When the input source is BQ table, the query can be written as:
CREATE TABLE IF NOT EXISTS @OutputTable1 AS
SELECT *
FROM @InputTable1
WHERE created_at BETWEEN '@fromDate' AND '@toDate';Explanation:
The code remains the same, with the only difference being the addition of the parameter @InputTable1, which represents the input BigQuery table defined in the process configuration. You can view this mapping under the Input tab in the Parameters section.
STEP 3: Understanding BQ Process Type
In the Parameters section, you will find a dropdown named BQ Process Type, which offers two options: Overwrite and Append. By default, the value is set to Overwrite. Each option serves a distinct purpose:
- Overwrite – Select this option when the target table already contains data and you want to replace the existing data with new results.
- Append – Select this option when you want to retain the existing data in the table and add new records to it.
Note: The BQ Process Type dropdown shown under the Parameters section of BQ Process is applicable only for creating non-partitioned output tables. It does not apply when creating partitioned outputs. This dropdown doesn't have any relevance when Drop and Replace process mode is used to execute the process.
STEP 4: Execute the BQ Process
Once the BQ Process has been configured, it is ready for execution. You can either create a new job or use the Interactive Mode to run the process in a development environment for testing and validation.
In a production setup, you can also schedule the job as part of a workflow to automate data processing at defined intervals.
Note: When working with a non-partitioned output (i.e., when the partition scheme is set to None), the process modes Add New Only and Add New and Replace Modified do not appear for the BQ Process, as they are not applicable.
If the partition scheme is set to Daily, but the SQL query does not actually generate partitioned output, then Add New Only and Add New and Replace Modified behave the same as Replace Date Range Only, since the process cannot identify partitions to apply the advanced modes correctly.
To learn more about running and managing jobs, please refer to the following articles:
Creating a Job
Scheduling a Job
Interactive Mode
Process Modes
Step 5: Checking the Output
After the BQ Process has executed successfully, you can verify the results by previewing the output data.
Click on the Output node of the BQ Process to open the Preview tab.
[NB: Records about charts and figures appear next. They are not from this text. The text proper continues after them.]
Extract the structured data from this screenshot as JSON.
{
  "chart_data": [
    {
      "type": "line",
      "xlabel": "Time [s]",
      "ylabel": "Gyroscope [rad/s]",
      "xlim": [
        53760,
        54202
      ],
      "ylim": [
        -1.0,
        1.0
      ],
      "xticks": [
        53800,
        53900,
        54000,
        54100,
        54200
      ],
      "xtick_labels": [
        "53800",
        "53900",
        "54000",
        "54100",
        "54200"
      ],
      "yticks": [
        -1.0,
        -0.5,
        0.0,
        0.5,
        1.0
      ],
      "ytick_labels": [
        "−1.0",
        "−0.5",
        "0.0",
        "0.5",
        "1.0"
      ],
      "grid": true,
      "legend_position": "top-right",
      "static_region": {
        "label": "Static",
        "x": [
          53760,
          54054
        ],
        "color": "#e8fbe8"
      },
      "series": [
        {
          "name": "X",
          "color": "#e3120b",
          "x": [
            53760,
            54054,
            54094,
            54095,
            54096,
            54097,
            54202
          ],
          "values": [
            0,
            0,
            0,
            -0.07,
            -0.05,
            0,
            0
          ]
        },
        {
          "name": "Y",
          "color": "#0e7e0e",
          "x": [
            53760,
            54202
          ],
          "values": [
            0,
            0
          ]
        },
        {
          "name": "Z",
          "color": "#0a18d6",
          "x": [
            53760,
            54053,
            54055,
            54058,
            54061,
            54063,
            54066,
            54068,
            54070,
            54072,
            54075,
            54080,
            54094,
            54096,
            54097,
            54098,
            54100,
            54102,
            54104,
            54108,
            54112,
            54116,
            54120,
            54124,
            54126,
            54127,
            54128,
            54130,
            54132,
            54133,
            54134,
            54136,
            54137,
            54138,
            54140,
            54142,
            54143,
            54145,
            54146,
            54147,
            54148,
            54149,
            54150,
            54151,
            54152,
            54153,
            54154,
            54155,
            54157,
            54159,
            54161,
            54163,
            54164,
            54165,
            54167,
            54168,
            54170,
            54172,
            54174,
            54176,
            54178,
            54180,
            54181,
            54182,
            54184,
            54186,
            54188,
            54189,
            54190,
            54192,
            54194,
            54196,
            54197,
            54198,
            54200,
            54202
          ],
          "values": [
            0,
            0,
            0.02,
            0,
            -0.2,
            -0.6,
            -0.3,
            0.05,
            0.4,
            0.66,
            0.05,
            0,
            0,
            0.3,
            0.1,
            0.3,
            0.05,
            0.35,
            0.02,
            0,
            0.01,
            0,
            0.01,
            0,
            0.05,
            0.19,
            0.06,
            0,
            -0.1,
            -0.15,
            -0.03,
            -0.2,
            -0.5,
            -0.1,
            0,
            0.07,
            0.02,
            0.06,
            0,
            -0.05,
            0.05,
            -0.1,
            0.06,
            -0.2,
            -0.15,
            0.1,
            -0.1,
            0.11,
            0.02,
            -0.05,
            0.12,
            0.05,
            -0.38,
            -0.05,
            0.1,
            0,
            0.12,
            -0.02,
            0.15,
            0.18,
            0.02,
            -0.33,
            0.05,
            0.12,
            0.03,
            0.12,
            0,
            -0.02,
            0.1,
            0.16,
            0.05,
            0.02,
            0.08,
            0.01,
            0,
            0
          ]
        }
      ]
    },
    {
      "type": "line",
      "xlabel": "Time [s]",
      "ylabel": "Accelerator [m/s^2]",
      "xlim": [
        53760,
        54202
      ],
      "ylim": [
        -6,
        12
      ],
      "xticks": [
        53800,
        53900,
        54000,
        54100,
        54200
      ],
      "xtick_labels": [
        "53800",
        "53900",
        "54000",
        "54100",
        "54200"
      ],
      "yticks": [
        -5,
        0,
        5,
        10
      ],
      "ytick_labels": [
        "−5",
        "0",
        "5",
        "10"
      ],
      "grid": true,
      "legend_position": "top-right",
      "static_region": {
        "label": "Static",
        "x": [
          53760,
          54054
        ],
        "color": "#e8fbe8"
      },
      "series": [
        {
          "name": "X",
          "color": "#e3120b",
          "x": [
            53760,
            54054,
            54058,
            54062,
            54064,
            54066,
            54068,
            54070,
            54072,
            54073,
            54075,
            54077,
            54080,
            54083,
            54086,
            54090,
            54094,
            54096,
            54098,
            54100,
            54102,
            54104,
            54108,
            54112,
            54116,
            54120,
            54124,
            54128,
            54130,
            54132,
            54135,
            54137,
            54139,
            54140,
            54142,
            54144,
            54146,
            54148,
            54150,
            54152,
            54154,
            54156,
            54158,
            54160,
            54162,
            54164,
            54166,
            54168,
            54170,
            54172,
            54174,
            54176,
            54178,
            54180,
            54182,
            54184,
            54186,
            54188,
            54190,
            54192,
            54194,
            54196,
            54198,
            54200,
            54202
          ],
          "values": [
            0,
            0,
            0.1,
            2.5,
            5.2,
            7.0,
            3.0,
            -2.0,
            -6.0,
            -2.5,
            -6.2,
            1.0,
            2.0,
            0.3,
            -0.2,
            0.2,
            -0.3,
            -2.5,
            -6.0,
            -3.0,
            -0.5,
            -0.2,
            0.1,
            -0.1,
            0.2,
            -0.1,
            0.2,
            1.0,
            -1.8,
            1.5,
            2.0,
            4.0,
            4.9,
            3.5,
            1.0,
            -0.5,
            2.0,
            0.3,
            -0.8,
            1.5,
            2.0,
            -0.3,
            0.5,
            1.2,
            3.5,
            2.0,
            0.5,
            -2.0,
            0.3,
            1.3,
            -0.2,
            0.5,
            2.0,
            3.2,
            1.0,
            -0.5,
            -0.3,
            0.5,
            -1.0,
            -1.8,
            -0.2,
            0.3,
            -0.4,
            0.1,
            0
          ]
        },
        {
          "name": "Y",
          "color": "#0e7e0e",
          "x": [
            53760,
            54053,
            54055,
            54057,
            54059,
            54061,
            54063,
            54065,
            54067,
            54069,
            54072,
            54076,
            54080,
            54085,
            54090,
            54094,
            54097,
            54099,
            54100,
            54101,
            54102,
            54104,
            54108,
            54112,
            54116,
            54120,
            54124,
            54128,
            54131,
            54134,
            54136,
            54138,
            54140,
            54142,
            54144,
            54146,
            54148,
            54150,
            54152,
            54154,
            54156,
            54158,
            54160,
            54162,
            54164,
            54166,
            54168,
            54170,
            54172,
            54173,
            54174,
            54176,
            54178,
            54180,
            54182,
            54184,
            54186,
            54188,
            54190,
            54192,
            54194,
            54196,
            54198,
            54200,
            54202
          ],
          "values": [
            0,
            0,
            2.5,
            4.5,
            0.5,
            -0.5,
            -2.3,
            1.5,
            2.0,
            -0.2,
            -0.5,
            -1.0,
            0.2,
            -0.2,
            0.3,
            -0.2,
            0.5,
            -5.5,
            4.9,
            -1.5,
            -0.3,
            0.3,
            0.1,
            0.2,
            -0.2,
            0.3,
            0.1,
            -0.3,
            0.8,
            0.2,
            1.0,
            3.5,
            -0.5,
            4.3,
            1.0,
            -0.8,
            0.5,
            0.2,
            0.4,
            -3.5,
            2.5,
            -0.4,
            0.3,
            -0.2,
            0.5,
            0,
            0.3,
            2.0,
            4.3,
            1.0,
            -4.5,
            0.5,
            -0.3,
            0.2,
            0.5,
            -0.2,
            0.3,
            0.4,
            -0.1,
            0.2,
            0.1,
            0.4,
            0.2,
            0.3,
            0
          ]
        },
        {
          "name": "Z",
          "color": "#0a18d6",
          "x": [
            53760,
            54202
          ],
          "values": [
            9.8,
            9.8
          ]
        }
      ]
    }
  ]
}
This tab displays the first 100 records of the output table, allowing you to quickly confirm that the transformation and data loading have been completed as expected.
For a more detailed view or to validate data at scale, you can also open the output table directly in BigQuery Console and run custom queries.
This walkthrough demonstrated how to create a non-partitioned output table in a BQ Process by transforming data from an existing BigQuery table. By leveraging Syntasa’s built-in parameters, such as @InputTable1, @OutputTable1, @fromDate, and @toDate, you can make your SQL code more dynamic, reusable, and environment-independent.
This approach not only streamlines data processing within Syntasa but also ensures that your pipelines remain flexible and easily maintainable across different projects and environments.